C’est que le défi ne s’arrête pas à la quantité de vaccins qu’il faut transporter et livrer en un temps record. Les conditions sont aussi cruciales, les doses de vaccins devant être transportées à certaines températures. En particulier le vaccin Pfizer BioNtech, qui devait avant un assouplissement être transporté à une température de -80 degrés jusqu’au point de livraison. Un défi logistique qui n’est pas complètement nouveau pour le transport aérien, qui contribue depuis des années au transport des vaccins.
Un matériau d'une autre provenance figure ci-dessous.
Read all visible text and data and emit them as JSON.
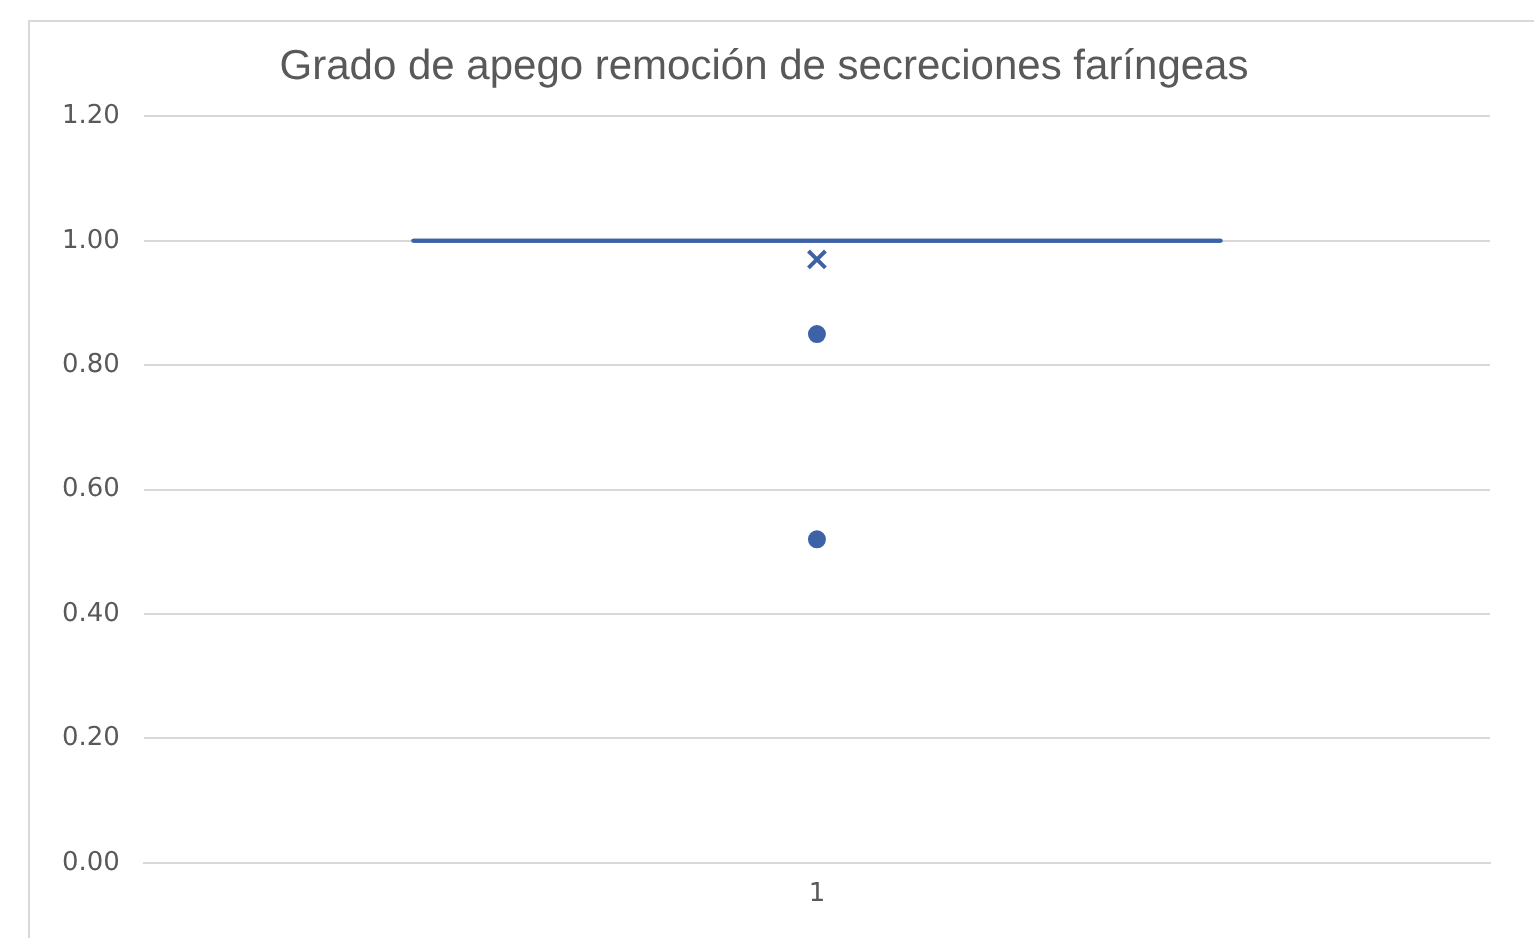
{
  "chart_data": {
    "type": "box",
    "title": "Grado de apego remoción de secreciones faríngeas",
    "categories": [
      "1"
    ],
    "color": "#3d63a6",
    "boxes": [
      {
        "low": 1.0,
        "q1": 1.0,
        "median": 1.0,
        "q3": 1.0,
        "high": 1.0,
        "mean": 0.97,
        "outliers": [
          0.85,
          0.52
        ]
      }
    ],
    "ylim": [
      0,
      1.2
    ],
    "yticks": [
      {
        "value": 0,
        "label": "0.00"
      },
      {
        "value": 0.2,
        "label": "0.20"
      },
      {
        "value": 0.4,
        "label": "0.40"
      },
      {
        "value": 0.6,
        "label": "0.60"
      },
      {
        "value": 0.8,
        "label": "0.80"
      },
      {
        "value": 1.0,
        "label": "1.00"
      },
      {
        "value": 1.2,
        "label": "1.20"
      }
    ],
    "grid": "y",
    "legend": false
  }
}
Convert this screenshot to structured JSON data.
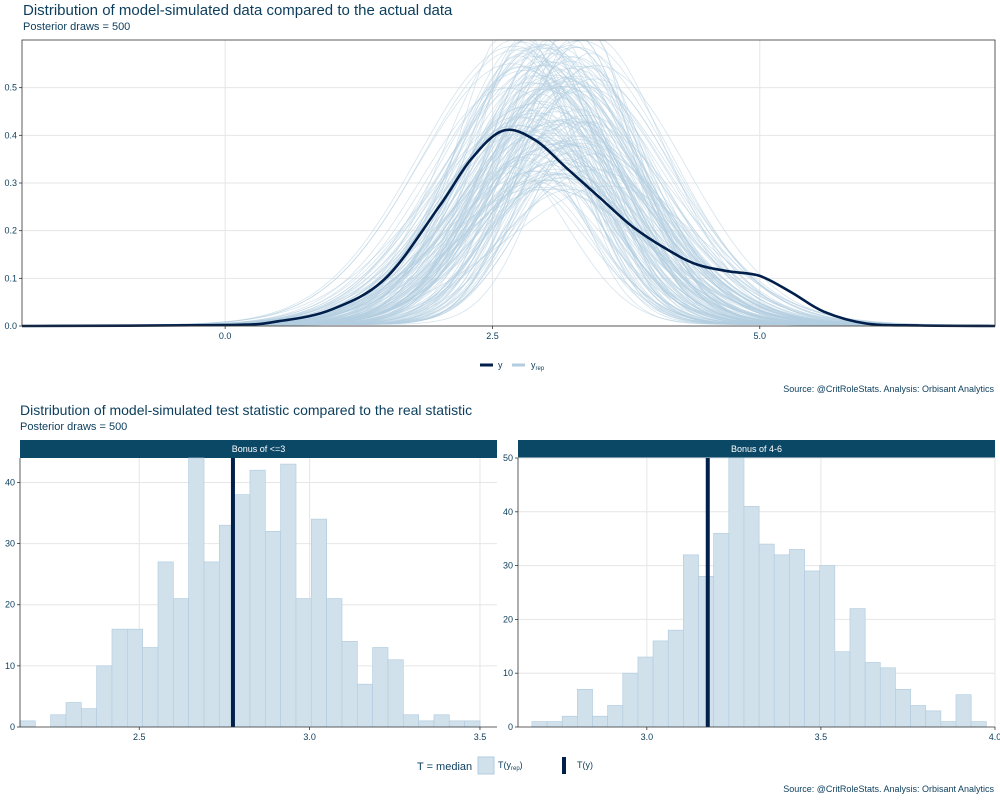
{
  "top": {
    "title": "Distribution of model-simulated data compared to the actual data",
    "subtitle": "Posterior draws = 500",
    "source": "Source: @CritRoleStats. Analysis: Orbisant Analytics",
    "legend": {
      "y_label": "y",
      "yrep_label": "y",
      "yrep_sub": "rep"
    },
    "colors": {
      "y": "#011f4b",
      "yrep": "#b3cde0"
    }
  },
  "bottom": {
    "title": "Distribution of model-simulated test statistic compared to the real statistic",
    "subtitle": "Posterior draws = 500",
    "source": "Source: @CritRoleStats. Analysis: Orbisant Analytics",
    "legend": {
      "stat_label": "T = median",
      "trep_label": "T(y",
      "trep_sub": "rep",
      "trep_close": ")",
      "ty_label": "T(y)"
    },
    "colors": {
      "strip": "#0b4866",
      "bar_fill": "#d1e1ec",
      "bar_stroke": "#b3cde0",
      "stat_line": "#011f4b"
    }
  },
  "chart_data": [
    {
      "type": "line",
      "title": "Distribution of model-simulated data compared to the actual data",
      "subtitle": "Posterior draws = 500",
      "xlim": [
        -1.9,
        7.2
      ],
      "ylim": [
        0,
        0.6
      ],
      "xticks": [
        0.0,
        2.5,
        5.0
      ],
      "xtick_labels": [
        "0.0",
        "2.5",
        "5.0"
      ],
      "yticks": [
        0.0,
        0.1,
        0.2,
        0.3,
        0.4,
        0.5
      ],
      "ytick_labels": [
        "0.0",
        "0.1",
        "0.2",
        "0.3",
        "0.4",
        "0.5"
      ],
      "grid": true,
      "legend_position": "bottom",
      "series": [
        {
          "name": "y",
          "x": [
            -1.9,
            0.0,
            0.5,
            1.0,
            1.5,
            2.0,
            2.3,
            2.6,
            2.9,
            3.2,
            3.5,
            3.8,
            4.1,
            4.4,
            4.7,
            5.0,
            5.3,
            5.6,
            6.0,
            6.5,
            7.2
          ],
          "y": [
            0.0,
            0.002,
            0.01,
            0.035,
            0.1,
            0.25,
            0.35,
            0.41,
            0.39,
            0.33,
            0.27,
            0.21,
            0.165,
            0.13,
            0.115,
            0.105,
            0.07,
            0.03,
            0.005,
            0.001,
            0.0
          ]
        },
        {
          "name": "y_rep",
          "draws": 500,
          "description_peak_x": 3.05,
          "peak_y_range": [
            0.27,
            0.6
          ]
        }
      ]
    },
    {
      "type": "bar",
      "facet": "Bonus of <=3",
      "xlim": [
        2.15,
        3.55
      ],
      "ylim": [
        0,
        44
      ],
      "xticks": [
        2.5,
        3.0,
        3.5
      ],
      "xtick_labels": [
        "2.5",
        "3.0",
        "3.5"
      ],
      "yticks": [
        0,
        10,
        20,
        30,
        40
      ],
      "ytick_labels": [
        "0",
        "10",
        "20",
        "30",
        "40"
      ],
      "bin_start": 2.15,
      "bin_width": 0.045,
      "values": [
        1,
        0,
        2,
        4,
        3,
        10,
        16,
        16,
        13,
        27,
        21,
        44,
        27,
        33,
        38,
        42,
        32,
        43,
        21,
        34,
        21,
        14,
        7,
        13,
        11,
        2,
        1,
        2,
        1,
        1
      ],
      "observed_T": 2.775
    },
    {
      "type": "bar",
      "facet": "Bonus of 4-6",
      "xlim": [
        2.63,
        4.0
      ],
      "ylim": [
        0,
        50
      ],
      "xticks": [
        3.0,
        3.5,
        4.0
      ],
      "xtick_labels": [
        "3.0",
        "3.5",
        "4.0"
      ],
      "yticks": [
        0,
        10,
        20,
        30,
        40,
        50
      ],
      "ytick_labels": [
        "0",
        "10",
        "20",
        "30",
        "40",
        "50"
      ],
      "bin_start": 2.67,
      "bin_width": 0.0435,
      "values": [
        1,
        1,
        2,
        7,
        2,
        4,
        10,
        13,
        16,
        18,
        32,
        28,
        36,
        50,
        41,
        34,
        32,
        33,
        29,
        30,
        14,
        22,
        12,
        11,
        7,
        4,
        3,
        1,
        6,
        1
      ],
      "observed_T": 3.175
    }
  ]
}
Une précieuse expérience que Béatrice Delpuech, directrice du développement des produits spéciaux chez Air France-KLM, confirme : “Nous avons trente ans d’expérience en matière de transport de produits pharmaceutiques”. Chez Air France Cargo, on rappelle que cela fait longtemps que la compagnie assure le transport de vaccins ou de médicaments, comme ceux contre la rage ou la grippe : “Air France-KLM Martinair Cargo a d’ailleurs été la première compagnie de fret au monde à être certifiée CEIV par IATA, certification spécifique au transport de ces produits”.
Au vu de l’accélération de la campagne de vaccination, notamment en France, il semblerait bien que le secteur aérien soit en passe de remplir cette fameuse “mission du siècle”.